Vigilantes have killed, beaten, and threatened converts in Pakistan, the Palestinian territories, Turkey, Nigeria, Syria, Somalia, and Kenya. In November 2005, Iranian convert Ghorban Tourani was stabbed to death by a group of fanatical Muslims. In December 2005, Nigerian pastor Zacheous Habu Bu Ngwenche was attacked for allegedly hiding a convert. In January 2006, in Turkey, Kamil Kiroglu was beaten unconscious and threatened with death if he refused to deny his Christian faith and return to Islam.[69] In a highly public case, the Malaysian Federal Court did not let Lina Joy convert to Christianity in a 2-1 decision.

The Council of Ex-Muslims of Britain is the British branch of the Central Council of Ex-Muslims, who represent former Muslims who fear for their lives because they have renounced Islam. It was launched in Westminster on 22 June 2007. The Council protests against Islamic states that still punish Muslim apostates with death under the Sharia law. The Council is led by Maryam Namazie, who was awarded Secularist of the Year in 2005 and has faced death threats.[94] The British Humanist Association and National Secular Society sponsored the launch of the organisation and have supported its activities since.[95]

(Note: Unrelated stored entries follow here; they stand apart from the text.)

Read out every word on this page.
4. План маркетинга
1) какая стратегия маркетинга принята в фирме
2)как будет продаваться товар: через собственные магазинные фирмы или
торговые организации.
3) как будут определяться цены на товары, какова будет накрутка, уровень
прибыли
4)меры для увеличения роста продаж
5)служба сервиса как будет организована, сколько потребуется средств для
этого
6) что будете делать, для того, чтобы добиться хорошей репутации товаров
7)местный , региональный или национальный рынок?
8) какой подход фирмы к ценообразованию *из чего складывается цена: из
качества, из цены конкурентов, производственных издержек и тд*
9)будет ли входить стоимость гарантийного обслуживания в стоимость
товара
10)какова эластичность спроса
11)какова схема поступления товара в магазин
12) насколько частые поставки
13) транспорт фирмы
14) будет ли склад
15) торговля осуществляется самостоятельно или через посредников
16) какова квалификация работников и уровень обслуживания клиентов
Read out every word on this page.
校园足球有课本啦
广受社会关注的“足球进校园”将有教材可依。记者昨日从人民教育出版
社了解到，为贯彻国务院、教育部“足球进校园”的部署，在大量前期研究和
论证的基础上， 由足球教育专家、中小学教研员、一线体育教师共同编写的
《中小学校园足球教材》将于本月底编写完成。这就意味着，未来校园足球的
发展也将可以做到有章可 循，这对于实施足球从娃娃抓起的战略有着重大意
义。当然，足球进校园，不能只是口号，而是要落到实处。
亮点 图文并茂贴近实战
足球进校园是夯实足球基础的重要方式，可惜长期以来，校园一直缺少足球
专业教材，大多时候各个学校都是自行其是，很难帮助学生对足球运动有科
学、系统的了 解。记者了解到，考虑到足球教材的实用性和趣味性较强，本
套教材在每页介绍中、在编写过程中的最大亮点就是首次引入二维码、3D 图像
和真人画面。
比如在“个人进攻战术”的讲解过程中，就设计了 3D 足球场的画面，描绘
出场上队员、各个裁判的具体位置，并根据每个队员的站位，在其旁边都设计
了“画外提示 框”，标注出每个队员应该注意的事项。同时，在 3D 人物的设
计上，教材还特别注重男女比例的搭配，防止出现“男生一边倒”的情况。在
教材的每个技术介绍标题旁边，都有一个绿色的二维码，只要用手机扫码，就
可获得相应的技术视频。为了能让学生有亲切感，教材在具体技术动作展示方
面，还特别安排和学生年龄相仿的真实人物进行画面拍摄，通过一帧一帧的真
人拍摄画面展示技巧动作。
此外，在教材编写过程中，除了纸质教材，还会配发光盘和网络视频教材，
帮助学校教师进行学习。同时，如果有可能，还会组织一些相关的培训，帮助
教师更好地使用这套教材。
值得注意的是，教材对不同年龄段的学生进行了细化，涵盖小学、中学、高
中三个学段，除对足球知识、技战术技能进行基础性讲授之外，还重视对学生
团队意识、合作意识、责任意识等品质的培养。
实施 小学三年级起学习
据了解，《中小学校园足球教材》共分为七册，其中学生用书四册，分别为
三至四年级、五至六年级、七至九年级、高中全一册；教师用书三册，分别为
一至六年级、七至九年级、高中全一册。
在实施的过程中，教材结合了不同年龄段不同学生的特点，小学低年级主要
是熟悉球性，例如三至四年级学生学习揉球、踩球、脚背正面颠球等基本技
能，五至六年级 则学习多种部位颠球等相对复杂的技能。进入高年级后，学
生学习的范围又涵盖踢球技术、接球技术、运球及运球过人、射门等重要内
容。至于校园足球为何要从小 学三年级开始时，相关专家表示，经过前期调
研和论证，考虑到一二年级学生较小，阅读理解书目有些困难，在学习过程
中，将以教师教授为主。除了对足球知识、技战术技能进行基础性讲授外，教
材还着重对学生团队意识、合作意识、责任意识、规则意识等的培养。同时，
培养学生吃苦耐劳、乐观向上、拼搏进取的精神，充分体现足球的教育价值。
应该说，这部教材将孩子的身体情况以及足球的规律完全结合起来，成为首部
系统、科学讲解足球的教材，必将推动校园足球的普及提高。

Ehsan Jami, co-founder of The Central Committee for Ex-Muslims in the Netherlands has received several death threats, and due to the amount of threats it's members received, the Committee was dismantled.[citation needed]

A 2010 poll by Pew Research Center showed that 86% of Muslims in Jordan, 30% in Indonesia, 76% in Pakistan, 6% in Lebanon and 51% of Nigerian Muslims agree with death penalty for leaving Islam.[96]
Universal Declaration of Human Rights

Laws prohibiting religious conversion run contrary to Article 18 of the Universal Declaration of Human Rights, which states: "Everyone has the right to freedom of thought, conscience and religion; this right includes freedom to change his religion or belief."

Islamic scholar Dr. Fathi Osman has stated that in modern times, leaving the religion of Islam is within the rights of an individual.[97] Dr. Osman is a representative of the Center for Muslim-Jewish Engagement.[98]